German legislator loosens rules on the use of distributed ledger technology DLT
01 July 2022
01 July 2022
The German Regulation on Crypto Fund Units (Verordnung über Kryptofondsanteile – KryptoFAV) came into force on 18 June 2022. The KryptoFAV results from the Electronic Securities Act (Gesetz über elektronische Wert¬papiere – eWpG) which was adopted in 2021. The eWpG allows issuers for the first time to issue 'dematerialised' securities exclusively in electronic form, as these previously had to be securitised by a physical document. With the eWpG, issuers now have the choice of issuing securities in electronic or certified form.
The KryptoFAV now introduces the option of issuing electronic fund shares via decentralised crypto securities registers, which are usually based on distributed ledger technology (DLT). However, this shall only apply to shares in investment funds in contractual form (Sondervermögen). As a result, shares in special funds such as securities can now be issued in full or only in part as crypto fund shares.
The KryptoFAV adopts a flexible approach, allowing units to be issued either for individual share classes or for only fractions of these classes. This means that both new and existing funds can take advantage of this regulation, as the latter do not have to exchange all their shares.
Fund management companies can therefore weigh up the respective operational advantages and disadvantages and issue crypto shares for individual funds while retaining traditional shares. The KryptoFAV follows a regulation passed last year that allows special funds to invest directly into crypto assets.
Both the fund shares and the assets to be acquired can thus exist on a new (blockchain) technology, which offers exciting options when considering a fund product's value chain, distribution channels and investor reporting. The new regulation allows the depositary of a fund, for the first time, to appoint a licensed third-party provider to maintain a crypto securities register instead of obtaining the licence itself.
The German legislator is thus enabling cooperation between established credit institutions that act as custodians and new fintech service providers. This may level the playing field and help new market participants to enter into the German market.

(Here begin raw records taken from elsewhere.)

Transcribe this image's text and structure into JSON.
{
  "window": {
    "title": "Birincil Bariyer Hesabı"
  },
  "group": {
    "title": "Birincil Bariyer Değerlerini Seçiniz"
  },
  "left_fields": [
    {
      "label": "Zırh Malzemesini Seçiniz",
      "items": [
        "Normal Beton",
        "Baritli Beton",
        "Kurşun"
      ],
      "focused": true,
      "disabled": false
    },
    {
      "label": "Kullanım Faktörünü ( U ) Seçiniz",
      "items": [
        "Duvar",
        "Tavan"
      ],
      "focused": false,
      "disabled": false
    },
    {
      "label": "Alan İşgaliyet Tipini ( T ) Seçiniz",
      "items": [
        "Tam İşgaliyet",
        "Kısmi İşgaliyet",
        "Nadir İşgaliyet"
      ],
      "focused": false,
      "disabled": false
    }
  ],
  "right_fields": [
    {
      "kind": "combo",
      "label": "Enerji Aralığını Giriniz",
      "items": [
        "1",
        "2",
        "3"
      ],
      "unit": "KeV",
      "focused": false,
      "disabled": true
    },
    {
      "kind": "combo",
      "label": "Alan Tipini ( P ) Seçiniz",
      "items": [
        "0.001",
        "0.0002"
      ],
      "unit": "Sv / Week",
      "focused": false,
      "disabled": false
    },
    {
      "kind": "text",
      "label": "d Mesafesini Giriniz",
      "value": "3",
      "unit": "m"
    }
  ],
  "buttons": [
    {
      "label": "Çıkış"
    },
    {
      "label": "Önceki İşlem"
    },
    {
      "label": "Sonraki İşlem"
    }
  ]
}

This current regulatory development has advantages from a risk perspective in terms of reducing settlement risk with the potential for atomic settlement using DLT. This will also help investors better understand their settlements in the future as the timing differences in settlement should be eliminated.
Nonetheless, there is still potential for performance losses as investors' funds cannot be used immediately, while investment markets have longer settlement times. For the full benefits to be realised, the entire investment trading cycle would have to be switched to atomic settlement. In addition, the regulation lacks any provision on a cash settlement leg.
The information provided is not intended to be a comprehensive review of all developments in the law and practice, or to cover all aspects of those referred to.
Readers should take legal advice before applying it to specific issues or transactions.